Thursday, June 15, 2006

Götz Aly on the Holocaust and the uses of comparative analysis (via Norman Geras)

Norman Geras (at Normblog) directs us to an intelligent and perceptive piece by the German historian Götz Aly about "the historical contextualisation of the Holocaust." The main focus of Aly's discussion is on Raul Hilberg's The Destruction of the European Jews, a book that Norm correctly describes as "monumental," the very different work of Ernst Nolte, and the so-called German "Historikerstreit"--or "historians' dispute"--of the 1980s. But Aly's piece also conveys an important larger message, which Norm sums up cogently and succinctly:
Comparison is unavoidable, even to establish singularities. It doesn't have to be a vehicle for apologia.
The key is to do it right, which isn't always easy. Aly has other useful things to say as well, so read his article in full.
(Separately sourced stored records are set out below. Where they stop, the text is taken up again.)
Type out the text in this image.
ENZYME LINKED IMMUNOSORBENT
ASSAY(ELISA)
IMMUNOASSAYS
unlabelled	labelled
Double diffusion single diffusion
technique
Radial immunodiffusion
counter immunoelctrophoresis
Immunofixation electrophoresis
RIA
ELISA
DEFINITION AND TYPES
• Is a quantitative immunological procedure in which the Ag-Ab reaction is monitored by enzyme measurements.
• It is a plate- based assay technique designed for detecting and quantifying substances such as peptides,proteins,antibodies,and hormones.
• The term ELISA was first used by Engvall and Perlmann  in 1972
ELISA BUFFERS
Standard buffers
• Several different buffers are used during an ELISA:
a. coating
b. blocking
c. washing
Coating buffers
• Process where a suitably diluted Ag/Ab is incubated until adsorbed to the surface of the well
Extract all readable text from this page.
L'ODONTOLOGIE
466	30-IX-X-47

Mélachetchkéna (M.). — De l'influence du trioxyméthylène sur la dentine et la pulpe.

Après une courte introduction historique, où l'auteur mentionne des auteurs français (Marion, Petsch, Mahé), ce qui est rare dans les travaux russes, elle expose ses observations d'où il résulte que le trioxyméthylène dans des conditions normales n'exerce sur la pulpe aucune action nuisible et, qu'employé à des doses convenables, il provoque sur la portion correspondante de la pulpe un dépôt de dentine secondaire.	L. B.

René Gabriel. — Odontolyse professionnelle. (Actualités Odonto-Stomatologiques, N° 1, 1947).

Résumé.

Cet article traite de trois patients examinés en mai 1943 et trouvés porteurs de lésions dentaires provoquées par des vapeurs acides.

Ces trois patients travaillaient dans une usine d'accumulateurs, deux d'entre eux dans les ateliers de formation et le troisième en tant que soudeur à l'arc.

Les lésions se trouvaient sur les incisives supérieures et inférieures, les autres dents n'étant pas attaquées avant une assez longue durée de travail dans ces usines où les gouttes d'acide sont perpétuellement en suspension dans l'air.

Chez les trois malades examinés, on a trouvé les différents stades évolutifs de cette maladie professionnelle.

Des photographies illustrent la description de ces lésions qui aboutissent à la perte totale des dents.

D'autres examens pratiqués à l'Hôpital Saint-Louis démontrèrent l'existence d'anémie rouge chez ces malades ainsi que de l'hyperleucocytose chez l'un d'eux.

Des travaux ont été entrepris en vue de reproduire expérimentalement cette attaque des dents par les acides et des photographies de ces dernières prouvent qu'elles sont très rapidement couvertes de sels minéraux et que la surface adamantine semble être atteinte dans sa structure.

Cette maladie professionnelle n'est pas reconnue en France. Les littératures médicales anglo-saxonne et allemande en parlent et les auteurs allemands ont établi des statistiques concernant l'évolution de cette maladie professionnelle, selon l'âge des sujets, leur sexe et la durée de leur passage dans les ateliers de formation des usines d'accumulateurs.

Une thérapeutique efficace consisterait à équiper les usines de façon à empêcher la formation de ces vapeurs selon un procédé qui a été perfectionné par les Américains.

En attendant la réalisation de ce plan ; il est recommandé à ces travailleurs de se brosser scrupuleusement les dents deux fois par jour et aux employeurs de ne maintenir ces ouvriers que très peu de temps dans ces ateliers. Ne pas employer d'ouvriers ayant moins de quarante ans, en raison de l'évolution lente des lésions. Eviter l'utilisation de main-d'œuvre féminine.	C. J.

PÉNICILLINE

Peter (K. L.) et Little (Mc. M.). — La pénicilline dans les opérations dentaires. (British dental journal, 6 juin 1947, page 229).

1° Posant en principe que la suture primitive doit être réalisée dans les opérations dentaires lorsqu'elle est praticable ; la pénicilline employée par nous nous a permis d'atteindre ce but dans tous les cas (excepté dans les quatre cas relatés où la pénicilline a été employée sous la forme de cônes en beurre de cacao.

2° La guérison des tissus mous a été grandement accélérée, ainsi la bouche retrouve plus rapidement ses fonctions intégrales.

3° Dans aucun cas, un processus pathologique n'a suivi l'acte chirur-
Yours for comparative analysis,
Jeff Weintraub
====================
Norman Geras (Normblog)
June 15, 2006
Recognizing the patterns

There's an interesting article here by the German historian Götz Aly. Starting from a commendation of Raul Hilberg's monumental The Destruction of the European Jews - a 'book [embodying] the work of a man who has spent his entire life trying to see something that many of his contemporaries did not see and did not want to see', and 'breath[ing] the unbroken search for truth by its author' - Aly argues that the empirical work is now available that will enable a proper placing of the Holocaust in its comparative historical context. The earlier would-be contextualization by Ernst Nolte and others during the Historikerstreit was a plain effort at apologetics. But the same need not be true of a comparative exercise today:
A historiography that takes such facts ['of ethnic segregation, expropriation and extermination'] into account should not relativize the Holocaust and the central responsibility of the Germans; distinctions must be made between specific cases... Nonetheless, a historiography that takes itself seriously must recognize the patterns and pick up the threads of Europe's history of violence and progress in the first third of the twentieth century in order to localize Auschwitz in historical terms.
Comparison is unavoidable, even to establish singularities. It doesn't have to be a vehicle for apologia.